Things were bad. I was concerned about my smallest prince in the ambulance ahead, but at the same time I was wondering, “Was it really necessary to call an ambulance?”
My tiny baby did have a seizure, but he recovered to be just fine (thank you, Lord) and my marriage did fail. But the tools learned in that season are priceless ones that keep working to this day.
I entered a new season of life as a single mother. I was able to increase my work hours and thereby increase my income, but still remained part time for the sake of my young children. On my limited income, I learned four keys for budgeting:
1. Eliminate All But the Necessary
The cable was cut off. The home phone gone and only a limited cell plan put in place.
We didn’t participate in extra-curricular activities (soccer, gymnastics) and I made no commitments to anything that would incur a monthly bill. None. I even canceled trash pickup and obtained permission to take our bags to a nearby church dumpster. I was brutal in eliminating bills.
2. Maximize What You Have
We made good use of our internet service and PBS for entertainment. We purged and sold items of value. The cash for an unused vehicle was more useful than the vehicle in storage. I adjusted my payroll withholding to make the most of each monthly check.

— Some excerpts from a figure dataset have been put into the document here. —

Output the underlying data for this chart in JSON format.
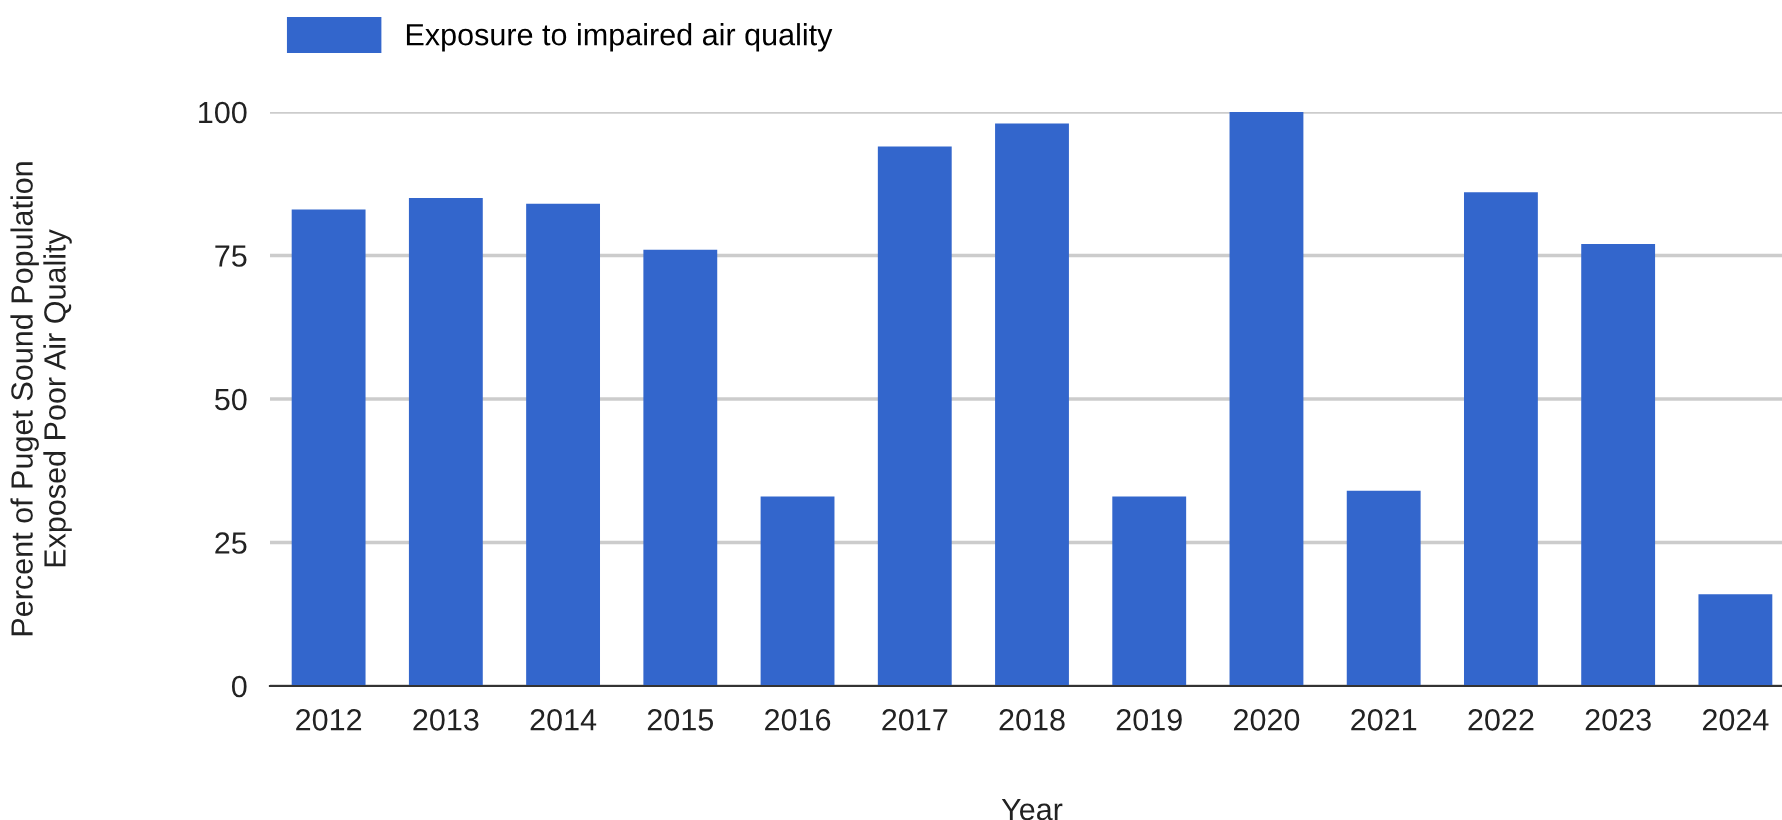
{
  "chart_data": {
    "type": "bar",
    "xlabel": "Year",
    "ylabel": "Percent of Puget Sound Population\nExposed Poor Air Quality",
    "categories": [
      "2012",
      "2013",
      "2014",
      "2015",
      "2016",
      "2017",
      "2018",
      "2019",
      "2020",
      "2021",
      "2022",
      "2023",
      "2024"
    ],
    "series": [
      {
        "name": "Exposure to impaired air quality",
        "color": "#3366cc",
        "values": [
          83,
          85,
          84,
          76,
          33,
          94,
          98,
          33,
          100,
          34,
          86,
          77,
          16
        ]
      }
    ],
    "ylim": [
      0,
      100
    ],
    "yticks": [
      0,
      25,
      50,
      75,
      100
    ],
    "grid": "y",
    "legend": "top left"
  }
}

I paid all our bills at the first of the month: Tithe, Mortgage, Power, Water, Phone, Insurance. Then I lived on what was left. Often that meant not going places in order to save gas and stretching meals in creative ways.
3. Get Real and Get Savvy
I had to be realistic about myself in this season. I wasn’t one who could spend $40 on a manicure or a night out with the girlfriends. Instead, I learned all the “Kid’s Nights” to the local restaurants and it was a real treat for our little family of four to venture out every now and then.
I asked for help at our church with AWANA fees and accepted help at Christmastime when it was offered. This was humbling, but I recognized God taking care of us in these practical acts of kindness.
I learned that we could have fun and live well with much less than I once thought. Yes, my definition of living well shifted, but it was a relief to not compete to measure up in the ways I once thought were important.
4. Give A Little, Live A Lot
You may notice Tithe was at the top of my expense list. It wasn’t always so, but I believe it is essential to demonstrate trust with more than words and so I committed once again to tithing. I have never regretted that decision.
I also become aware of so much we didn’t need and donated much to our local Habitat For Humanity Rehome store. The children all learned to love sharing and passing to others the things we no longer needed.
Our gifts were small, but I hope to instill the joy of giving in my little ones. We all treasure experiences more than our stuff these days.
In order to make our life work on a small budget, I was forced to account for every dollar in the door. It became a priority for me to not only exist but to begin saving.
As the children grew and entered into the public school system, our childcare costs ticked slowly downward and I was able to expand our budget to include small vacations and a gifts fund. When we wanted to spend on something extra, I knew right away whether it would be smart.
The second great lesson was that saying “yes” to one thing always meant saying “no” to something else. Knowing my limitations forced me to be clear about my priorities and taught me deep joy and pride in making it alone.
I’m so thankful the leanest days are behind me, yet I am daily grateful for the treasures found in the hardship.
Originally posted on Money Saving Mom (10/22/13).
I am glad that you have been able to get yourself and your children through this hard spot. May Our Father continue to bless you all!
ReplyDeleteThank you, Suzanne. Our Father certainly stayed close to us through it all and I trust we'll continue to need Him. I appreciate you reading and commenting!
DeleteMissy, I can relate 100%, having been a single mother of 4 for many years. I look back at it now (they are all 18 and over and I remarried four years ago) and don't know how I survived, but the lessons learned by myself and my children were worth every moment. I think that it made us all stronger and better off in the long run. I love reading your blog - it's sometimes like reading parts of my life. I'm very happy that things worked out with Mr. Wonderful. You deserve it!
ReplyDeleteMany blessings,
Marie
Thank you, Marie! There is good in every season, even when we must search for it. I appreciate you reading our story!